Stroke patients often experience deficits and may not be able to speak for themselves. There were two stroke patients whom Megan has cared for in the past six months during which she has shown exemplary compassion and nursing expertise.
The first patient, Ms. B, who is only 32 years old and suffered a devastating stroke which left her with severe weakness, a permanent trach, and the inability to eat from dysphagia. The patient had been refusing a PEG and had pulled out her NG tube multiple times. Megan was able to develop a rapport with her over a few days to convince her that a PEG tube was in her best interest – a feat we had been trying for well over 3 weeks unsuccessfully. The amount of trust that this patient had in Megan was truly amazing. Megan also was able to get her off the every 4-hour Morphine pushes and to a better pain control plan, which is always a source of fear for our patients. Megan was able to schedule therapy sessions for the patient so she would participate since she had been refusing for days. There were so many opportunities for care in this complicated patient, yet Megan addressed every challenge as a team with her patient. This approach had an amazing effect. Every decision and conversation Megan really partnered with Ms. B and gave her a voice in her own care. I could not imagine a better patient experience than that.

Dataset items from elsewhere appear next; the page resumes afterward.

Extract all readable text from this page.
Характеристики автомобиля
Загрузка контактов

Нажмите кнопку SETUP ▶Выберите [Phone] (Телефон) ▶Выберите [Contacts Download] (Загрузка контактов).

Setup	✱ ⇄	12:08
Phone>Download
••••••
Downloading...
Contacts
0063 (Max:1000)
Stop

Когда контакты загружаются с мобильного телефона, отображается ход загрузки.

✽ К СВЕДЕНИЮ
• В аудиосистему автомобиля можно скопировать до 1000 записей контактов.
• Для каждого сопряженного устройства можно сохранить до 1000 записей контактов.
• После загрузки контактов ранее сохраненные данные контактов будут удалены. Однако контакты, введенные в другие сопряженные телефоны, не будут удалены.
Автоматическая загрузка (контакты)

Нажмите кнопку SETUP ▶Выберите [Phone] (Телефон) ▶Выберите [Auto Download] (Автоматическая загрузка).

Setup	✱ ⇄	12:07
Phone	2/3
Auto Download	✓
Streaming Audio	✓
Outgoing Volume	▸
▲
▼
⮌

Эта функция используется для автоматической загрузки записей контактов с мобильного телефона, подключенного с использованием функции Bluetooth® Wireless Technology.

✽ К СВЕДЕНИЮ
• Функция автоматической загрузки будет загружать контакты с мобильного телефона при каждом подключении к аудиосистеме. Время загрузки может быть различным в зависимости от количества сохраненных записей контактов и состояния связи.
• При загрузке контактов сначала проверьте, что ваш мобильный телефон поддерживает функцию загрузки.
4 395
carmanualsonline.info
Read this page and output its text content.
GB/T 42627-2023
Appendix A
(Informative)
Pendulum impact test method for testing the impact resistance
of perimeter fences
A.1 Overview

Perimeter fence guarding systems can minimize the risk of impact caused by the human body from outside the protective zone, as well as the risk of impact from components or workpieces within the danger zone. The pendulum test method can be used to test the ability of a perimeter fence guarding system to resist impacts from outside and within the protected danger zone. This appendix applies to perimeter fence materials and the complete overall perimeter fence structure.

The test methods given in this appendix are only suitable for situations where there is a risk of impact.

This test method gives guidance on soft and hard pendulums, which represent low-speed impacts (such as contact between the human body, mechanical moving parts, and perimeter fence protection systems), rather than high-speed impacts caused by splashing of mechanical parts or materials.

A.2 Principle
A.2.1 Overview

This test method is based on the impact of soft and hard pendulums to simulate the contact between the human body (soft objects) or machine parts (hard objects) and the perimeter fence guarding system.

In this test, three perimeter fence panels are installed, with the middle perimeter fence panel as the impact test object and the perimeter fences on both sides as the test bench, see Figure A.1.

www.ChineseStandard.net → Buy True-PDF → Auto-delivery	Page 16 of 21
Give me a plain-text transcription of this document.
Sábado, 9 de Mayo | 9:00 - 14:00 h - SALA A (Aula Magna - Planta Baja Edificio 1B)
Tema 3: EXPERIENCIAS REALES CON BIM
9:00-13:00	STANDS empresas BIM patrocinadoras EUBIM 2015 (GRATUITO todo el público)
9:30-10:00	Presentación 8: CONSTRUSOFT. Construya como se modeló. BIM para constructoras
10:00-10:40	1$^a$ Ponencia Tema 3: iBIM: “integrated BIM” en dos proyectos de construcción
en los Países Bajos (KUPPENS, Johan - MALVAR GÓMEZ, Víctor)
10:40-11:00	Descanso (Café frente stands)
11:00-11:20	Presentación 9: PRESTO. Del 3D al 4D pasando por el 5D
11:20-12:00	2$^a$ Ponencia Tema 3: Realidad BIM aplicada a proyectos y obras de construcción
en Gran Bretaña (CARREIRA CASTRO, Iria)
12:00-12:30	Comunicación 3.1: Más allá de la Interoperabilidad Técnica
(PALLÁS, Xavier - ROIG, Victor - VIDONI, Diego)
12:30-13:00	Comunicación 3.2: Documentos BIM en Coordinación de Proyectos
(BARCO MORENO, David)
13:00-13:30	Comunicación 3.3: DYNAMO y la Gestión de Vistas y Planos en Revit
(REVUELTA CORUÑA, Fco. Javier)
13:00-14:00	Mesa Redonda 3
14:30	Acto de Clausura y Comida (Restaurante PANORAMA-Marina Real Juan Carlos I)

The second patient, Mr. E, had a large stroke and was transferred to our facility for care. He was Spanish speaking only and language barriers with stroke patients are even more difficult as language comprehension is often affected. We were utilizing interpreter services with the patient, but it is challenging to provide excellent experience when you cannot communicate even the basic tasks with the patient. The patient has no family in the United States and was also reluctant to speak with the interpreter and hospital staff. Megan volunteered to take this patient because she had taken some Spanish courses in the past and was able to communicate some with him. I think this personal interaction with one of your caregivers that is trying hard to reach you at your own level means something to patients who are going through such a life-changing event like a stroke.
But Megan’s nursing expertise is the second part of this story. From being able to communicate and develop a rapport with this patient, Megan discovered he was having difficulty swallowing. She made him NPO and immediately consulted speech. He has a swallowing test which showed no aspiration, which was great, but that he needed to be on thickened liquids. Megan potentially saved his life – not exaggerating. He could have aspirated any time in the future. Pneumonia (usually from aspiration) is the second leading cause of death in stroke patients, second only to the stroke itself. Megan combined clinical judgment and compassionate rapport with this patient.
Both of these stories are only the tip of Megan’s nursing practice. She is a fairly new nurse, with less than 18 months experience, but I know she is destined for great things in this profession. She is truly a role model to her peers and those around her. I am proud to have her as one of our stroke nurses here at SNGH. She is a true DAISY Nurse. She has compassion and gives a voice to these patients who often lose theirs. We would all be lucky to be in her care.